There are several limitations to this study. Firstly, the serological results of IgG and IgM antibodies cannot indicate the precise timing of infection, and the order of migration and past and recent infection cannot be defined. As the presence of IgM antibodies indicates recent infections and one of the inclusion criteria of NFPHEP was staying in the locale for at least 6 months, it’s reasonable to speculate that recent infections happened in the hosting place after migration. The seroprevalence of past infection among the migrant population generally reflects the prevalence of the infection in their places of origin[29]. But for individuals with long migration duration, the past infection may happen at the hosting place, which might lead to the underestimation of the migrant-native disparity in past infection risk. Secondly, sociodemographic information and vaccination history of RV were self-reported and may be subject to measurement error. Thirdly, a cross-sectional design for this study cannot establish causality between migration-related characteristics and TORCH infections. But standardized laboratory TORCH testing enables us to identify more precisely the prevalence of infection among native and migrant women. Fourthly, the household registration transfer records were unavailable, and migrant women who converted to local “hukou” were misclassified as native women, which may lead to the underestimation of the difference between native and migrant women.

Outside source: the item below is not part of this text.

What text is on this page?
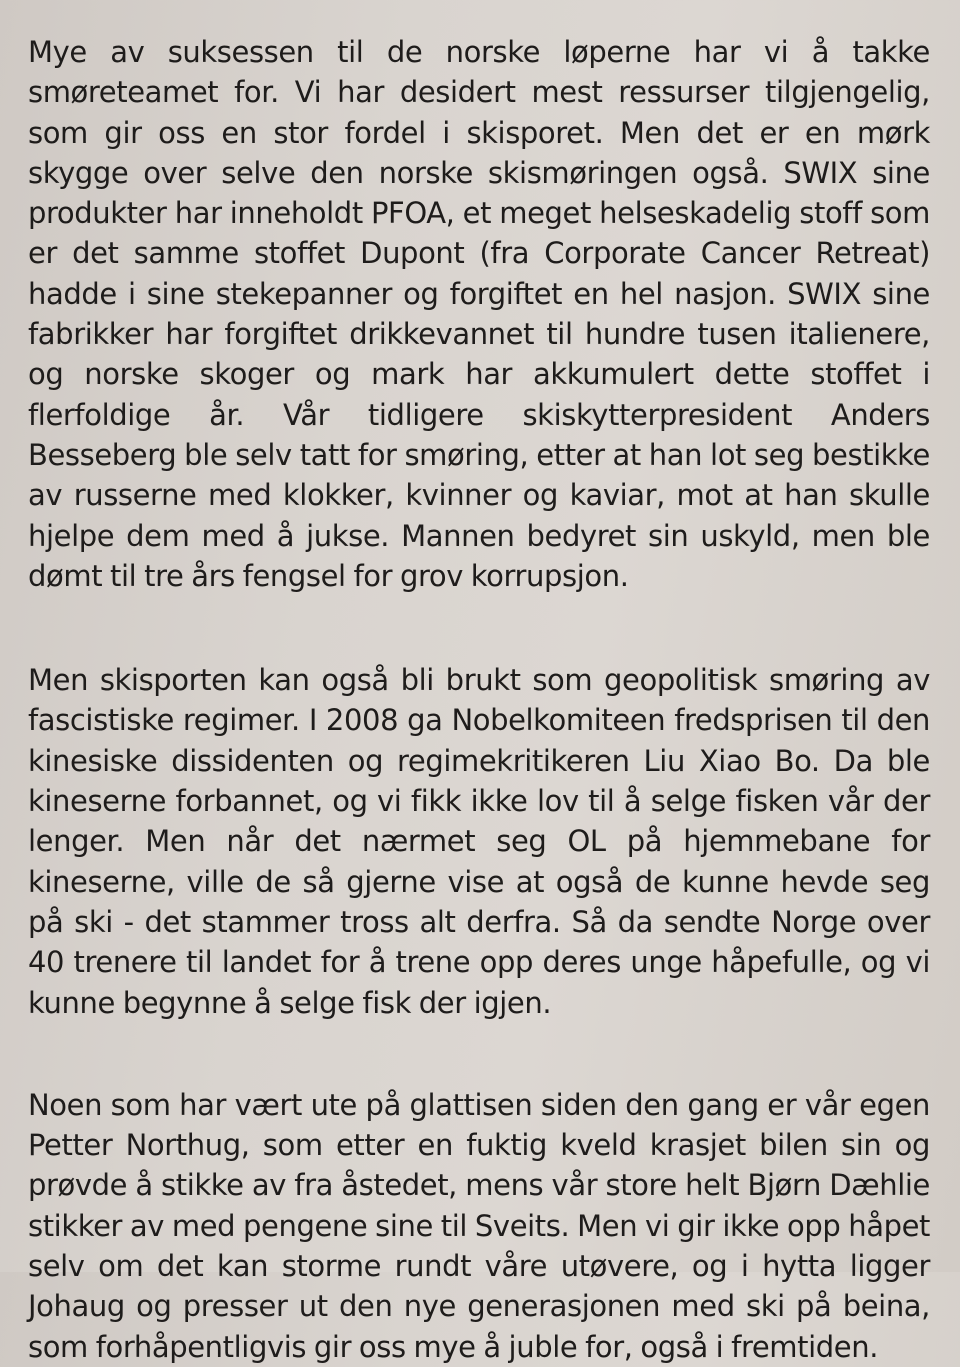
Mye av suksessen til de norske løperne har vi å takke smøreteamet for. Vi har desidert mest ressurser tilgjengelig, som gir oss en stor fordel i skisporet. Men det er en mørk skygge over selve den norske skismøringen også. SWIX sine produkter har inneholdt PFOA, et meget helseskadelig stoff som er det samme stoffet Dupont (fra Corporate Cancer Retreat) hadde i sine stekepanner og forgiftet en hel nasjon. SWIX sine fabrikker har forgiftet drikkevannet til hundre tusen italienere, og norske skoger og mark har akkumulert dette stoffet i flerfoldige år. Vår tidligere skiskytterpresident Anders Besseberg ble selv tatt for smøring, etter at han lot seg bestikke av russerne med klokker, kvinner og kaviar, mot at han skulle hjelpe dem med å jukse. Mannen bedyret sin uskyld, men ble dømt til tre års fengsel for grov korrupsjon.

Men skisporten kan også bli brukt som geopolitisk smøring av fascistiske regimer. I 2008 ga Nobelkomiteen fredsprisen til den kinesiske dissidenten og regimekritikeren Liu Xiao Bo. Da ble kineserne forbannet, og vi fikk ikke lov til å selge fisken vår der lenger. Men når det nærmet seg OL på hjemmebane for kineserne, ville de så gjerne vise at også de kunne hevde seg på ski - det stammer tross alt derfra. Så da sendte Norge over 40 trenere til landet for å trene opp deres unge håpefulle, og vi kunne begynne å selge fisk der igjen.

Noen som har vært ute på glattisen siden den gang er vår egen Petter Northug, som etter en fuktig kveld krasjet bilen sin og prøvde å stikke av fra åstedet, mens vår store helt Bjørn Dæhlie stikker av med pengene sine til Sveits. Men vi gir ikke opp håpet selv om det kan storme rundt våre utøvere, og i hytta ligger Johaug og presser ut den nye generasjonen med ski på beina, som forhåpentligvis gir oss mye å juble for, også i fremtiden.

Finally, other TORCH pathogens, such as HSV and syphilis were not included in this study.

Conclusion

In the present study, we detected a higher risk of recent TOX infection, past CMV infection, and RV infection in migrant women compared to native women. Conversely, the lower risk of past TOX infection in migrants, especially inter-provincial migrants, was also observed, suggesting a healthy migrant effect. Moreover, the spouse’s migrant status further amplified the infection risk in migrant women for all types of pathogens. The findings of this study suggest that narrowing the health gap by intervention programs targeted to migrants (especially for inter-provincial migrants and those with the migrant spouse), such as preconception screening, catch-up immunization and health education programs, would reduce CMV and RV infection. More attention to controlling local sources of TOX infection in Guangdong and reducing the transmission to susceptible migrant women is urgently needed. Understanding potential mechanisms linking migration and TORCH infections is meaningful for reducing the risk of congenital infection and promoting maternal and infant health in China and other counties facing migration-related issues.